The brother-sister dynamic generally works, although — particularly during the odd 11- or 12-hour series production day — the two don’t always agree.

“Our show is like a PG version of our regular life,” jokes Wilbrink, who adds being honest and direct is the key to a good sibling working relationship. “We can just speak our minds to each other and in that way we don’t have to worry about offending the other one.”

Well, honest to a point. “We still have to be able to sit next to each other at the annual Christmas dinner,” adds Pearson, “so, yeah, we get over things.”

Neither was particularly focused on launching careers in front of the cameras. Wilbrink studied broadcast journalism at Mohawk College in Hamilton but leaned into design courses later after she and her husband Craig bought their first home together. Years later, they moved into a farmhouse that Carolyn’s great, great, great grandfather helped build.

As the family grew, they renovated another house and posted pictures of it on Instagram; that brought them to the attention of the folks at SONAR Entertainment.

Pearson honed his carpentry skills at a young age helping his dad out at the family farm.
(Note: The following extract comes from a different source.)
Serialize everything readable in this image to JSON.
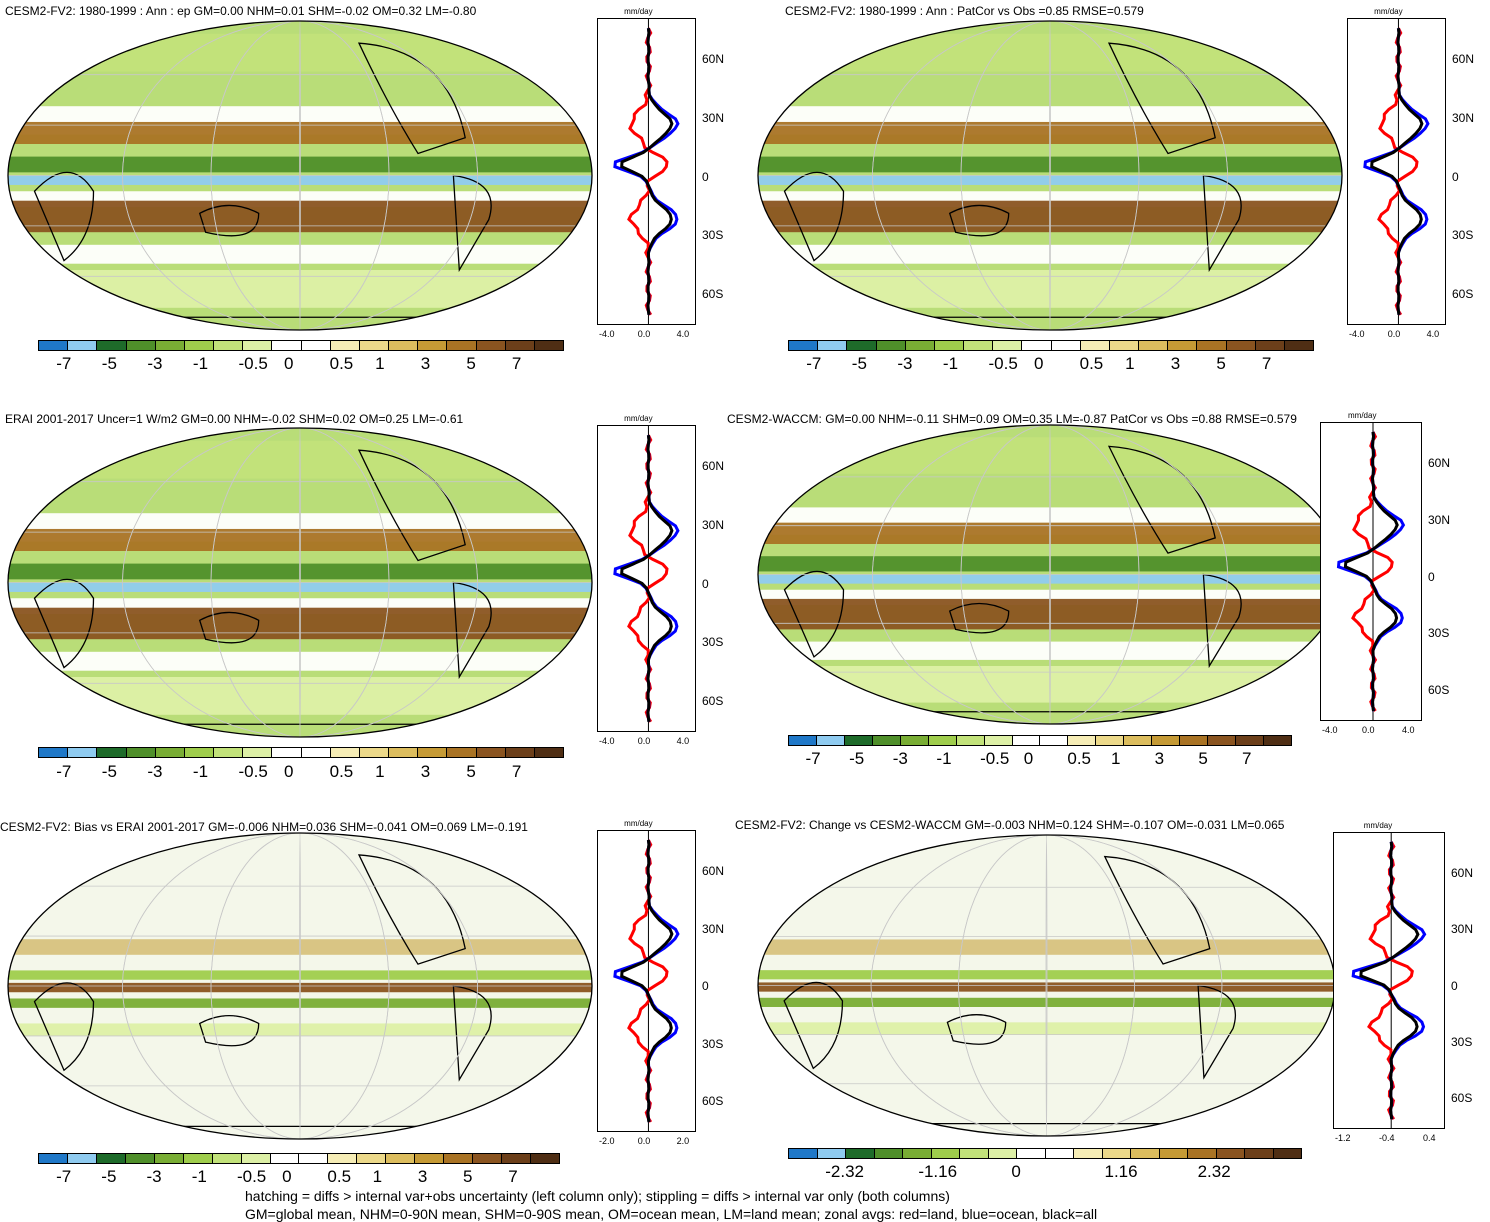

He still pitches in there (Dad Alec makes a carpenter cameo in Episode One) while sharpening his skills the past 16 years in the construction field.

When it came time to finish this floor, Billy knew best

SONAR, which produces everything from the Al Pacino series Hunters, Tom Hardy’s Taboo as well as several family-friendly Christmas movies, thought the siblings had just what it takes to front farmhouse makeovers. Pearson admits he was skeptical at first. “I thought it was a scam.”

Ten episodes in, he’s getting used to working in front of a camera crew. As for home renovation shows he admired growing up, Pearson points to the granddaddy of them all, PBS’s This Old House with Bob Vila.

Production on the series began in the summer of 2019 and continued into 2020 before COVID arrived and temporarily shut things down. Completing a new series spread across various construction sites throughout Southern Ontario was a challenge but it all got done under strict testing and other safety conditions.

The renovations took the siblings as far as Shelburne, about an hour north of Toronto. Pearson was told that community, once best know for its annual fiddle contest, is now the fastest-growing small town in the province.

On the series, the duo rummage through favourite antique stores and woodworking shops — including a well-stocked flooring mill — in search of just the right kind of touch to add finish to their designs. The venues are not identified on-air, but curious viewers can check out who supplied what by consulting the Farmhouse Facelift pages on the HGTV Canada site.

Farmhouse Facelift airs Wednesday at 10 p.m. E/P on HGTV Canada.